Checksum and Distributed Query
Performance
By
Bill Wunder
checksum is an interesting
even if little discussed SQL Server 2000 function. The function
like the related binary_checksum touts itself as a way to
improve performance by creating a computed column as an
alternative to indexing on long character columns.
As the documentation explains, if
you create an index on the checksum of a column or column list
you will materialize an integer hash index on the character
data. The benefit is that you can then do an equality search of
the character data on the integer column. For wide character
columns in long tables this benefit can be significant. It is
important to note a few limitations of such indexes. First, the
checksum index should never be mistaken or misused as a unique
index. There will always be a statistically small possibility
that the same checksum integer will represent two or more very
different character strings. Similarly, the checksum value may
not be a particularly useful clustering key when the character
data is volatile since the checksum is updated whenever the
character data is updated. Finally, the level of abstraction of
the checksum column, as with so many advanced SQL Server
features can result in more problems than it solves for the
relatively unsophisticated query writer. Range queries of the
character data, for example, supported only by the hash index in
a multimillion row table could see very long execution times.
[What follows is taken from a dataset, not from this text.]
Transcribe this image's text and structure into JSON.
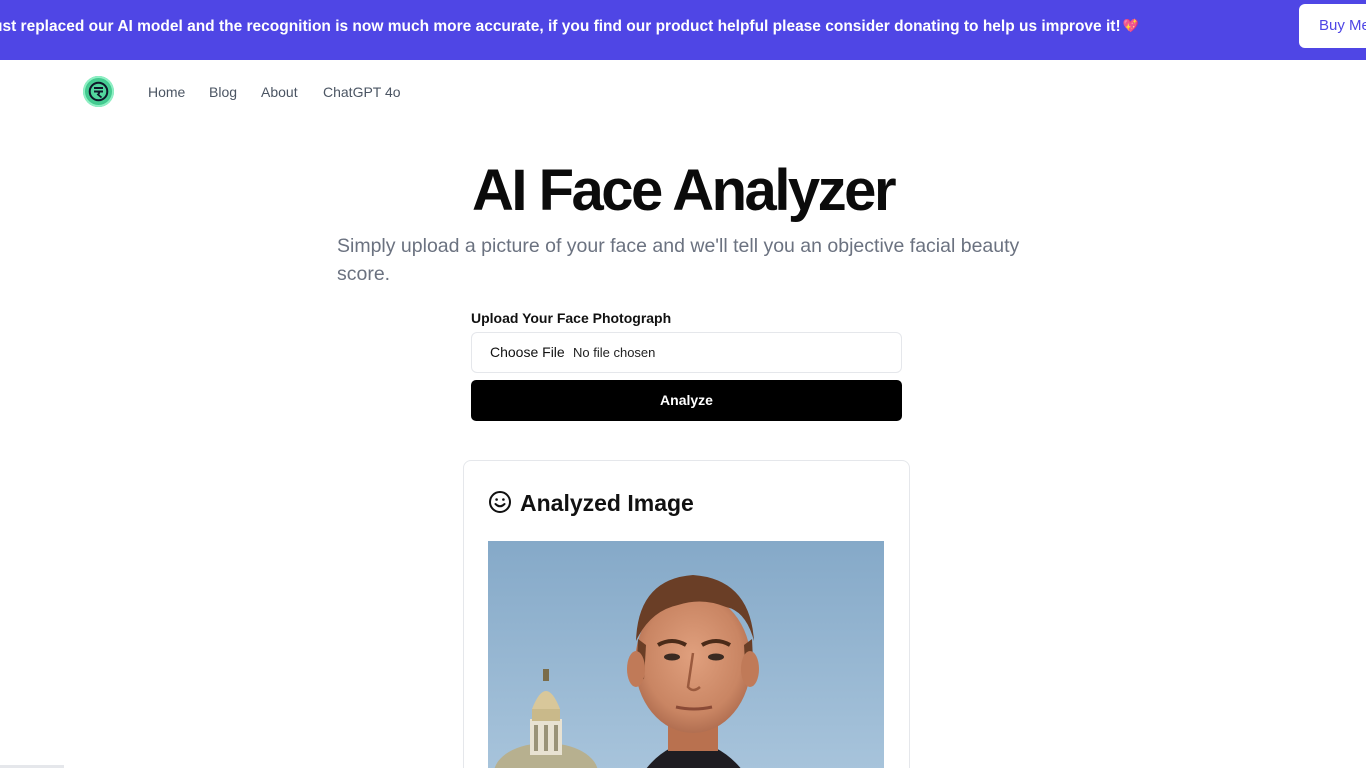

Still, checksum has some interesting possibilities, not only in
the context of a hashing index, but also in comparing columns,
rows, and even entire tables.
As you may be able to see already,
I’d suggest that any checksum hashing index strategy be
approached with care and thorough testing. It’s going to be one
of those possibilities that is effective in only a limited
number of situations. Careful analysis will be needed to
determine how long the character column(s) must be and how many
rows a table might hold before the computed column is
worthwhile. As with any good indexing strategy, a complete
understanding of all queries the data and access paths must
support will be necessary to make good decisions. Since the
resulting hash index will lack transparency to the typical
developer, there is even a pretty good possibility that the
computed column index could cause some surprising - read that
poorly performing – query plans. Not to mention the trade-offs
that might arise if full text indexing is a piece to the puzzle.
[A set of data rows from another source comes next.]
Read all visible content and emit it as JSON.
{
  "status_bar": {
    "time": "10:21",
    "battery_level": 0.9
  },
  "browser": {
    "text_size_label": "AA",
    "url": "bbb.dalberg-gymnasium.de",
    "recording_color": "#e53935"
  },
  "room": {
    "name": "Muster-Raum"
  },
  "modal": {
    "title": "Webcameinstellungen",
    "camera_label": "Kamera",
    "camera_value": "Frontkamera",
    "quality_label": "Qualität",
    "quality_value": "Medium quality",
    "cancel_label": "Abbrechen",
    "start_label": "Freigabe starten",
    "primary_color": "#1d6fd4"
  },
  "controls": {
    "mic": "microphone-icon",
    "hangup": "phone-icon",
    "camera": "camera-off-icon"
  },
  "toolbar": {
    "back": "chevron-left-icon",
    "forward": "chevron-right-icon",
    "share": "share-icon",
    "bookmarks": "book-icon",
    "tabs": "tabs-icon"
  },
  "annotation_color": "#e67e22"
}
Using checksum as a tool to expedite
data compares is a more obvious opportunity to put checksum to
work quickly and with surprising ease. In our shop we recently
found such an opportunity in the process of building out two
redundant and ostensibly independent data centers.
Because our data changes in many
ways, we elected not to go with SQL Server replication. We
weren’t comfortable with the customization, latency,
heterogeneous data import failure/recovery vagaries, and
snapshot synchronization issues we faced in order to implement a
native SQL Server replication. Instead we’ve rolled our own
application level synchronization tactics. Data Feeds are
processed independently at each data center. OLTP activity is
replicated at the application layer and the replication
processing is fully disconnected from the ACID properties of the
OLTP processing. Since our purpose in redundant data centers
mandates full application operability in the event one data
center became unusable it made sense to make sure each location
had all necessary infrastructure to stand on its own. To add the
burden of SQL replication meant an additionally layer of support
and additional failover complexity.
The vast majority of our data
changes are the result of disparate data feeds. Some feeds come
as files of completely new data, some come as deltas, some as
new data sets supplemented by deltas, and some as “real time
streams” that may require inserts, updates, or deletes as
appropriate. And to reiterate, this data needed to be
assimilated by each data center independently.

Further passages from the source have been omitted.